Strike a light

The beginning of new unionism

Louise Raw Striking a light: the Bryant and May match women and their place in history Bloomsbury Publishing, 2011, pp300, £17.99

This is a wonderful book. Louise Raw has taken a penetrating, fresh look at the Bryant and May strike of 1888, which ended in a sensational victory for the strikers and an inflated reputation for the person who is supposed to have led them - Fabian socialist, theosophist, women’s rights activist and publicist Annie Besant (1847-1933).

Besant wrote an article in The Link, a journal which she produced along with fellow Fabian, Herbert Burrows. This was entitled ‘White slavery in London’, and appeared on June 23 1888. It followed a discussion at a Fabian Society meeting in London the same month, which highlighted Bryant and May’s high profits and low wages.

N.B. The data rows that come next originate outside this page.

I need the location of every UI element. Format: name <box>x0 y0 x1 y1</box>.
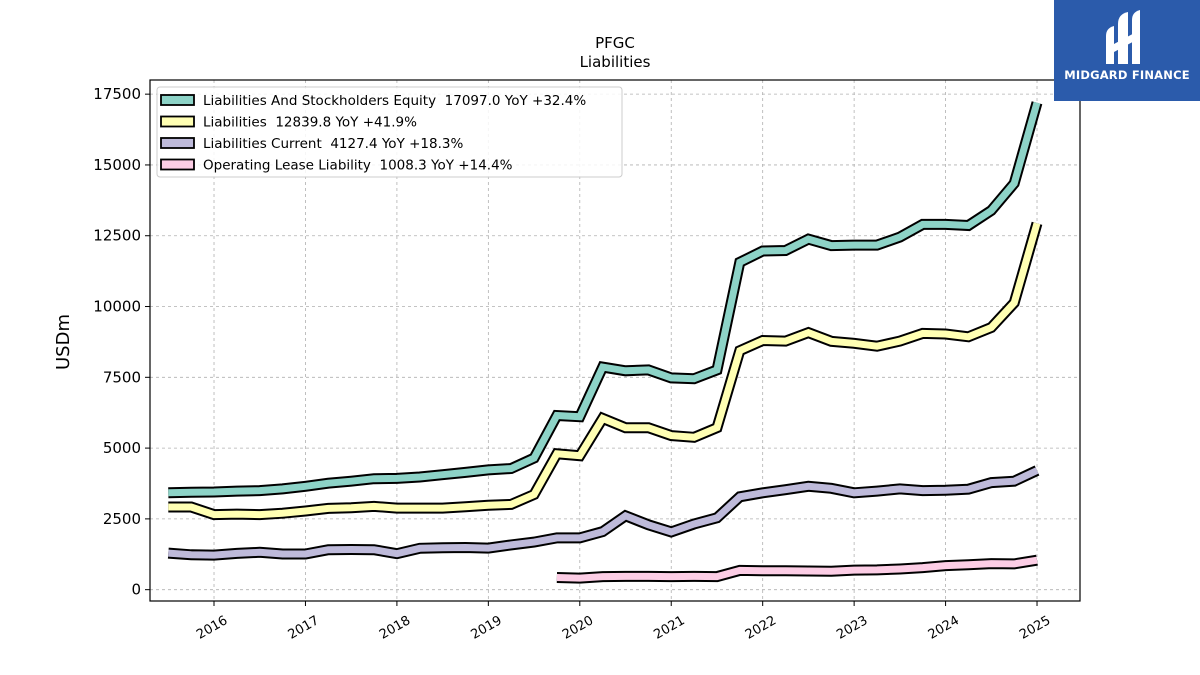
y-tick-label: 0 <box>131 581 141 599</box>
y-tick-label: 17500 <box>93 85 141 103</box>
legend-entry-1: Liabilities 12839.8 YoY +41.9% <box>203 115 417 131</box>
series-line-0 <box>168 101 1041 497</box>
x-tick-label: 2025 <box>1017 613 1053 643</box>
legend-swatch-2 <box>160 137 195 149</box>
midgard-finance-logo: MIDGARD FINANCE <box>1054 0 1200 101</box>
series-line-2 <box>168 467 1039 559</box>
x-tick-label: 2022 <box>743 613 779 643</box>
midgard-logo-icon <box>1106 10 1140 64</box>
y-tick-label: 2500 <box>103 510 141 528</box>
legend-entry-0: Liabilities And Stockholders Equity 1709… <box>203 93 586 109</box>
x-tick-label: 2023 <box>834 613 870 643</box>
brand-name: MIDGARD FINANCE <box>1064 68 1190 82</box>
legend-swatch-3 <box>160 158 195 171</box>
chart-subtitle: Liabilities <box>580 53 651 71</box>
series-line-3 <box>556 556 1038 582</box>
legend-entry-3: Operating Lease Liability 1008.3 YoY +14… <box>203 158 513 174</box>
legend: Liabilities And Stockholders Equity 1709… <box>156 86 623 178</box>
x-tick-label: 2018 <box>377 613 413 643</box>
series-line-1 <box>168 222 1041 519</box>
x-tick-label: 2024 <box>926 613 962 643</box>
y-tick-label: 5000 <box>103 439 141 457</box>
x-axis-ticks: 2016 2017 2018 2019 2020 2021 2022 2023 2024 2025 <box>194 601 1053 643</box>
grid-lines <box>150 80 1080 601</box>
legend-swatch-1 <box>160 115 195 128</box>
series-layer <box>167 101 1043 584</box>
x-tick-label: 2021 <box>651 613 687 643</box>
y-axis-label: USDm <box>53 314 74 370</box>
y-tick-label: 15000 <box>93 156 141 174</box>
y-tick-label: 10000 <box>93 298 141 316</box>
chart-title: PFGC <box>595 34 635 52</box>
legend-swatch-0 <box>160 94 195 106</box>
x-tick-label: 2020 <box>560 613 596 643</box>
y-tick-label: 7500 <box>103 368 141 386</box>
x-tick-label: 2017 <box>286 613 322 643</box>
y-tick-label: 12500 <box>93 227 141 245</box>
legend-box <box>156 86 623 178</box>
x-tick-label: 2019 <box>469 613 505 643</box>
legend-entry-2: Liabilities Current 4127.4 YoY +18.3% <box>203 136 463 152</box>
y-axis-ticks: 0 2500 5000 7500 10000 12500 15000 17500 <box>93 85 150 599</box>
x-tick-label: 2016 <box>194 613 230 643</box>
plot-frame <box>149 79 1081 602</box>
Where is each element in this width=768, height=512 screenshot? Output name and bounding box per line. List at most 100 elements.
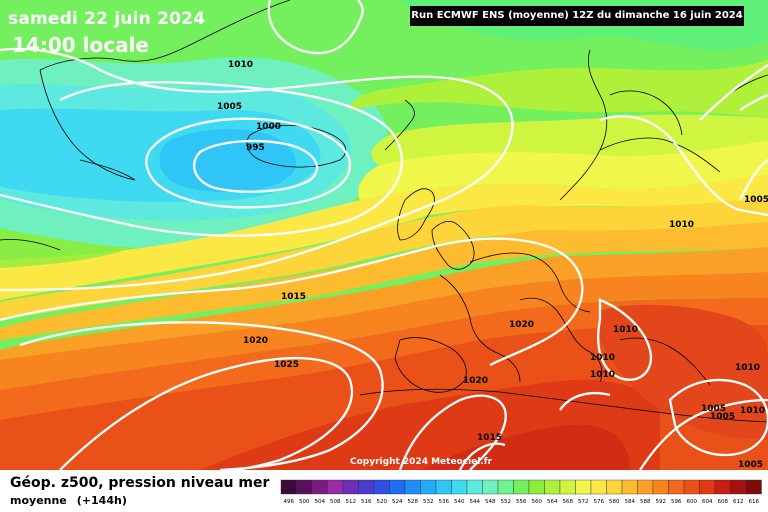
legend-label: 508 [330, 499, 341, 505]
legend-swatch [590, 479, 607, 495]
isobar-label: 1020 [463, 376, 488, 386]
legend-label: 584 [625, 499, 636, 505]
isobars [0, 0, 768, 470]
isobar-label: 1010 [590, 353, 615, 363]
field-lead: (+144h) [76, 494, 127, 507]
band-588 [0, 272, 768, 390]
legend-label: 536 [439, 499, 450, 505]
legend-swatch [358, 479, 375, 495]
legend-label: 572 [578, 499, 589, 505]
legend-label: 568 [563, 499, 574, 505]
legend-swatch [482, 479, 499, 495]
isobar-label: 1000 [256, 122, 281, 132]
band-576 [0, 198, 768, 320]
legend-swatch [559, 479, 576, 495]
band-536 [159, 128, 297, 192]
legend-label: 588 [640, 499, 651, 505]
legend-swatch [451, 479, 468, 495]
legend-swatch [714, 479, 731, 495]
copyright: Copyright 2024 Meteociel.fr [350, 457, 493, 467]
legend-swatch [327, 479, 344, 495]
band-560 [350, 60, 768, 118]
legend-swatch [528, 479, 545, 495]
legend-swatch [699, 479, 716, 495]
isobar-label: 1020 [509, 320, 534, 330]
legend-swatch [296, 479, 313, 495]
isobar-label: 1020 [243, 336, 268, 346]
legend-swatch [652, 479, 669, 495]
isobar-labels: 1010 1005 1000 995 1005 1010 1015 1020 1… [217, 60, 768, 470]
isobar-label: 1010 [228, 60, 253, 70]
legend-swatch [420, 479, 437, 495]
isobar-label: 1005 [710, 412, 735, 422]
band-580 [0, 222, 768, 340]
legend-swatch [621, 479, 638, 495]
geopotential-field: 1010 1005 1000 995 1005 1010 1015 1020 1… [0, 0, 768, 470]
legend-label: 556 [516, 499, 527, 505]
legend-swatch [730, 479, 747, 495]
legend-swatch [435, 479, 452, 495]
forecast-time: 14:00 locale [12, 33, 149, 57]
forecast-map: 1010 1005 1000 995 1005 1010 1015 1020 1… [0, 0, 768, 470]
legend-swatch [497, 479, 514, 495]
legend-swatch [389, 479, 406, 495]
legend-label: 616 [749, 499, 760, 505]
band-584 [0, 247, 768, 360]
legend-swatch [683, 479, 700, 495]
legend-label: 516 [361, 499, 372, 505]
legend-label: 576 [594, 499, 605, 505]
legend-swatch [668, 479, 685, 495]
isobar-label: 995 [246, 143, 265, 153]
legend-swatch [311, 479, 328, 495]
run-info: Run ECMWF ENS (moyenne) 12Z du dimanche … [410, 6, 744, 26]
legend-swatch [637, 479, 654, 495]
legend-label: 520 [377, 499, 388, 505]
footer: Géop. z500, pression niveau mer moyenne (… [0, 470, 768, 512]
isobar-label: 1010 [613, 325, 638, 335]
isobar-label: 1010 [735, 363, 760, 373]
legend-label: 544 [470, 499, 481, 505]
band-564 [371, 114, 768, 165]
legend-swatch [544, 479, 561, 495]
legend-label: 564 [547, 499, 558, 505]
legend-swatch [575, 479, 592, 495]
legend-label: 600 [687, 499, 698, 505]
isobar-label: 1025 [274, 360, 299, 370]
legend-swatch [466, 479, 483, 495]
legend-label: 592 [656, 499, 667, 505]
legend-swatch [404, 479, 421, 495]
band-west [0, 230, 130, 268]
forecast-date: samedi 22 juin 2024 [8, 9, 206, 29]
legend-swatch [280, 479, 297, 495]
isobar-label: 1005 [744, 195, 768, 205]
legend-swatch [513, 479, 530, 495]
field-subtitle: moyenne (+144h) [10, 494, 127, 507]
isobar-label: 1015 [281, 292, 306, 302]
legend-label: 608 [718, 499, 729, 505]
isobar-label: 1005 [738, 460, 763, 470]
legend-swatch [745, 479, 762, 495]
legend-label: 496 [284, 499, 295, 505]
legend-swatch [606, 479, 623, 495]
legend-swatch [373, 479, 390, 495]
legend-label: 552 [501, 499, 512, 505]
legend-swatch [342, 479, 359, 495]
legend-label: 604 [702, 499, 713, 505]
legend-label: 532 [423, 499, 434, 505]
legend-label: 540 [454, 499, 465, 505]
isobar-label: 1015 [477, 433, 502, 443]
legend-label: 612 [733, 499, 744, 505]
legend-label: 580 [609, 499, 620, 505]
legend-label: 524 [392, 499, 403, 505]
legend-label: 560 [532, 499, 543, 505]
field-title: Géop. z500, pression niveau mer [10, 475, 270, 491]
band-602 [420, 424, 630, 470]
legend-label: 512 [346, 499, 357, 505]
field-stat: moyenne [10, 494, 67, 507]
isobar-label: 1005 [701, 404, 726, 414]
legend-label: 548 [485, 499, 496, 505]
color-legend: 496 500 504 508 512 516 520 524 528 532 536 540 544 5… [280, 479, 762, 505]
isobar-label: 1010 [669, 220, 694, 230]
band-572 [0, 175, 768, 300]
legend-label: 500 [299, 499, 310, 505]
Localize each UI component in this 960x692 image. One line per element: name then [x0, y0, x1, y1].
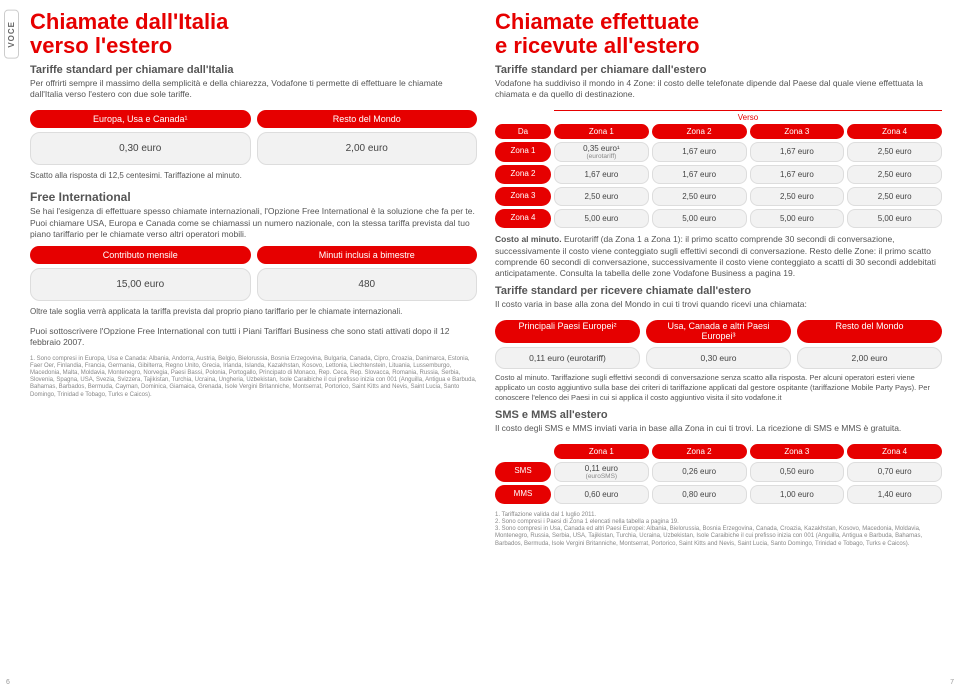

In order to obtain factual information, Annie Besant went along to the firm’s premises in Fairfield Road and interviewed some of the women who worked there.

But she did not in fact suggest that they call a strike: indeed, in the very same copy of The Link which exposed the working conditions at the factory there is a piece on the following page asserting that it would be impossible to organise a union there or stage a strike, since that would only lead to the dismissal of the rebellious elements in the workforce and their replacement with other workers (see p8). Annie Besant’s preferred tactic was different: her aim was to force action via Bryant and May’s shareholders and, if possible, the government.

The workers were subject to a system of fines, with penalties imposed for faulty work and for any matches that accidentally caught fire during manufacture. Then there was the safety aspect, which is surely the area where the management’s activities were at their most heinous.

In 1831 a French chemist called Charles Sauria perfected an easily strikable match by coating the end of a stick of wood with a mixture of potassium chloride, gum arabic, starch and white phosphorus. Unfortunately white phosphorus is a particularly toxic substance - used with searing effect by US armed forces not so long ago in Iraq. The poisonous fumes were inhaled by workers assembling the matches, leading in extreme cases to a disfiguring industrial disease called by the workers “phossy jaw” - see Louise Raw’s vivid description of the symptoms, which sometimes led to a painful death (p93).

All in all, the situation was full of incendiary material (no pun intended). Explode it did, but was that Annie Besant’s doing or was it the matchwomen themselves who took the decisive initiative? Louise Raw answers in this way:

After the matchwomen’s strike Besant published her book, The trade union movement, making no mention whatever of the matchwomen, and praising new unionism on the grounds that “when it desires it will use the ballot box instead of the strike”, and control “women workers and unskilled labourers, the two unorganised mobs which have hung round the disciplined army of unionists and have lost them many a fight …” (pp115-16).

This suggests that it was not Annie Besant’s aim to provoke a strike: what she wanted was a consumer boycott. This is confirmed in her autobiography written in 1893.

Annie Besant did, however, apprise Bryant and May directors of her intention to publish an article on their factory in her journal. If the intention was to sting them into threatening legal action, which would give the case useful publicity, it worked. The directors threatened to sue, and, what is more, began to pressurise their workers into signing statements denouncing Besant’s report as a tissue of lies. But they miscalculated: most if not all the women refused to sign. One was the given the sack on what was fairly clearly a trumped-up charge, and that provoked a walkout.

The first thing Annie Besant seems to have known about this was when around a hundred of the strikers called at her offices two days later. She agreed to meet a small deputation, and promised some sort of action in support, but clearly this turn of events caught her unawares.

However, the strike generated a lot of interest in the press and the adverse publicity this produced eventually forced the company to agree to a settlement, conceding all the strikers’ demands, including reinstatement of the women regarded as “ringleaders” - Louise Raw’s inquiries mean that we now know at least some of the actual strike leaders, such as Mary Driscoll, Eliza Martin and Martha Robertson. The victory led to the establishment of a Union of Women Matchworkers, with Annie Besant as secretary and Herbert Burrows as treasurer (p142).

Clearly, as Louise Raw demonstrates, the matchwomen’s strike, far from being an isolated precursor of the movement known as the ‘new unionism’ (ie, the drive to organise unskilled labour in Britain), was in fact the beginning of that movement. This has not been the prevailing view among labour historians to date, but Louise’s book sought to change that.

Her book is valuable not only for these labour history aspects, but also contains much useful background material on the position of women in the UK in the 19th century, the effects of which are still with us. Particularly telling is her evocation of the typical middle and upper class woman, financially dependent on her husband, with no automatic right to custody of her children, should the marriage break up, and without even the right to a divorce until the latter part of the century, but expected to play her destined role as devoted wife and mother with the fortitude of an angel.

The matchwomen, as factory workers and unruly strikers, acted as a total challenge to these ‘respectable’ notions, and indeed the advent of women able, potentially, to support themselves out of their own earnings posed a problem for male trade unionists, which took some time to resolve.